After growing 3.2 percent in January, consumer spending online, in restaurants, and stores slipped 0.4 percent in February, the U.S. labor department reported.
In February, consumers also scaled back purchases that were more likely to include interest payments, such as furniture and vehicles.
Ignoring vehicle sales, consumers spent 0.1 percent fewer dollars last month.
The figures are not adjusted for inflation, which ran at 6.4 percent in January and 6.0 in February, indicating that in both months, consumers bought, and businesses sold, fewer goods and services in real terms than the headline numbers indicate.

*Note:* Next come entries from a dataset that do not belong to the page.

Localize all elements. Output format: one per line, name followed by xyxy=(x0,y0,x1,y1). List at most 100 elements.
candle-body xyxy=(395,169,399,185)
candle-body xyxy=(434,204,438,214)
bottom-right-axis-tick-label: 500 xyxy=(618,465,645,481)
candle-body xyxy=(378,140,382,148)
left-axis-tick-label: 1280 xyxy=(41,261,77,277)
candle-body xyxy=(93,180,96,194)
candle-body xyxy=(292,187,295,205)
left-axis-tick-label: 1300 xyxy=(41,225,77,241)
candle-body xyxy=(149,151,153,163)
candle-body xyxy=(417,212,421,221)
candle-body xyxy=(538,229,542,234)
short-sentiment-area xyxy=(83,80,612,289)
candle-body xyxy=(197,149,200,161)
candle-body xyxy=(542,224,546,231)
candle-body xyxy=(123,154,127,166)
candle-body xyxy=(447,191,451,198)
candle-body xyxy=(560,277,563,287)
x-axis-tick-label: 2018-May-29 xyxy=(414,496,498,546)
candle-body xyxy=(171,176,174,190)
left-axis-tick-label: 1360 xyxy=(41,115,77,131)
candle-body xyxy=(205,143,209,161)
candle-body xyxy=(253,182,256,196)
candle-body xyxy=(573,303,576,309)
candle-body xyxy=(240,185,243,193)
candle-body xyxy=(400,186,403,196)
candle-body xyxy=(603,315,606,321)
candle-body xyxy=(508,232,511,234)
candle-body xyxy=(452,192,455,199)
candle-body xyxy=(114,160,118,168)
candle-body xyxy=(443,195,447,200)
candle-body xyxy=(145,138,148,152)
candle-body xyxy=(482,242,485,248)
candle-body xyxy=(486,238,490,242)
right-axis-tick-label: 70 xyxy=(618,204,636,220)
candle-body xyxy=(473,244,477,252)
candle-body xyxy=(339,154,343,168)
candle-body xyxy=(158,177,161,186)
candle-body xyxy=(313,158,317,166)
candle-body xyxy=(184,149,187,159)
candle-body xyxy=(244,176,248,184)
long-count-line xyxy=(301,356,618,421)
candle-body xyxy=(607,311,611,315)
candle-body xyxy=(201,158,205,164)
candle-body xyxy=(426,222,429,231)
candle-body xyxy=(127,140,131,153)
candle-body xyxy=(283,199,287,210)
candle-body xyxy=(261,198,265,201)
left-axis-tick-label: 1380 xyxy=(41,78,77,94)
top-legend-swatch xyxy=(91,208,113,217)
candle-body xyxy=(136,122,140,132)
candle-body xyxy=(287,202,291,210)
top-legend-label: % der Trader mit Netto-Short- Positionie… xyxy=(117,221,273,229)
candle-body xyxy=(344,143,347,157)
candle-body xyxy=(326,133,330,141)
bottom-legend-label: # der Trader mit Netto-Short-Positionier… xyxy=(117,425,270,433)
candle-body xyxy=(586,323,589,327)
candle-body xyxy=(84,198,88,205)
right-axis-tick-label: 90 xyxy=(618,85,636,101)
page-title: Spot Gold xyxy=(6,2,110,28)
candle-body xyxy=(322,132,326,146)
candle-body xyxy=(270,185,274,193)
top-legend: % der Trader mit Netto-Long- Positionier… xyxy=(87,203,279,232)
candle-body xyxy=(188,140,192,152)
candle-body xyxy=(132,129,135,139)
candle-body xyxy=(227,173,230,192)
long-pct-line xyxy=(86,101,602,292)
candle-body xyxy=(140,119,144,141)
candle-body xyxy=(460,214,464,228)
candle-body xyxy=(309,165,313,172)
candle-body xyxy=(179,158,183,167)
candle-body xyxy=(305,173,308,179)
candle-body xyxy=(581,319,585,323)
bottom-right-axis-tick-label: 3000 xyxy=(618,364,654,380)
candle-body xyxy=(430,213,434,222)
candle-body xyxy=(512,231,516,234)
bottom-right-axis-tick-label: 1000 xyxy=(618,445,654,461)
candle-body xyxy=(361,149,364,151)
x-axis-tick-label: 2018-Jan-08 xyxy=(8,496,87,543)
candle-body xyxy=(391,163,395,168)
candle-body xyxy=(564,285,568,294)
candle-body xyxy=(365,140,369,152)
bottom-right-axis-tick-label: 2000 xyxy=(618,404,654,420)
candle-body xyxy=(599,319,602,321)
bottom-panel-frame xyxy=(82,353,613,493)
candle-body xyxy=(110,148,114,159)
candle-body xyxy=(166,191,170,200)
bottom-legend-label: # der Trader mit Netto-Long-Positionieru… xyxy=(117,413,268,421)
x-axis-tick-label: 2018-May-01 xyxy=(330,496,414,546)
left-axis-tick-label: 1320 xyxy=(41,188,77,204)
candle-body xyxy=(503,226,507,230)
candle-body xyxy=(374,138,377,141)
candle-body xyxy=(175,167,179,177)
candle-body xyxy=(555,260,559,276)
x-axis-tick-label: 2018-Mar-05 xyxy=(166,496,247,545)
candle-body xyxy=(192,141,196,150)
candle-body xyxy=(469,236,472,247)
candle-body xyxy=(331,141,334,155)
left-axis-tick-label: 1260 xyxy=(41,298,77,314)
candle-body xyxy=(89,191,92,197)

Over the past 12 consecutive months, purchases of manufactured goods such as appliances and machinery also have declined.
Retail spending will fall further in coming months after a COVID-era expansion of the food stamp program has ended, “the labor market continues to cool, and households become more cautious spenders, drawing down less on savings and choosing to allocate…services over goods,” Morgan Stanley analysts wrote in a recent research note.
Macy’s has projected a 3-percent slump in sales this year, with growth returning in 2024.
TREND FORECAST: The economy is reflecting our forecast made more than a year ago that the U.S. and many parts of the world would enter a period of Dragflation, defined by a shrinking economy and rising prices.
This month’s bank failures will make banks more cautious in general: increasing their cash cushions, tightening lending standards, and trimming overhead costs.
The result will be less money available for loans to fund growth, slowing the economy even more and nudging the U.S. closer toward recession.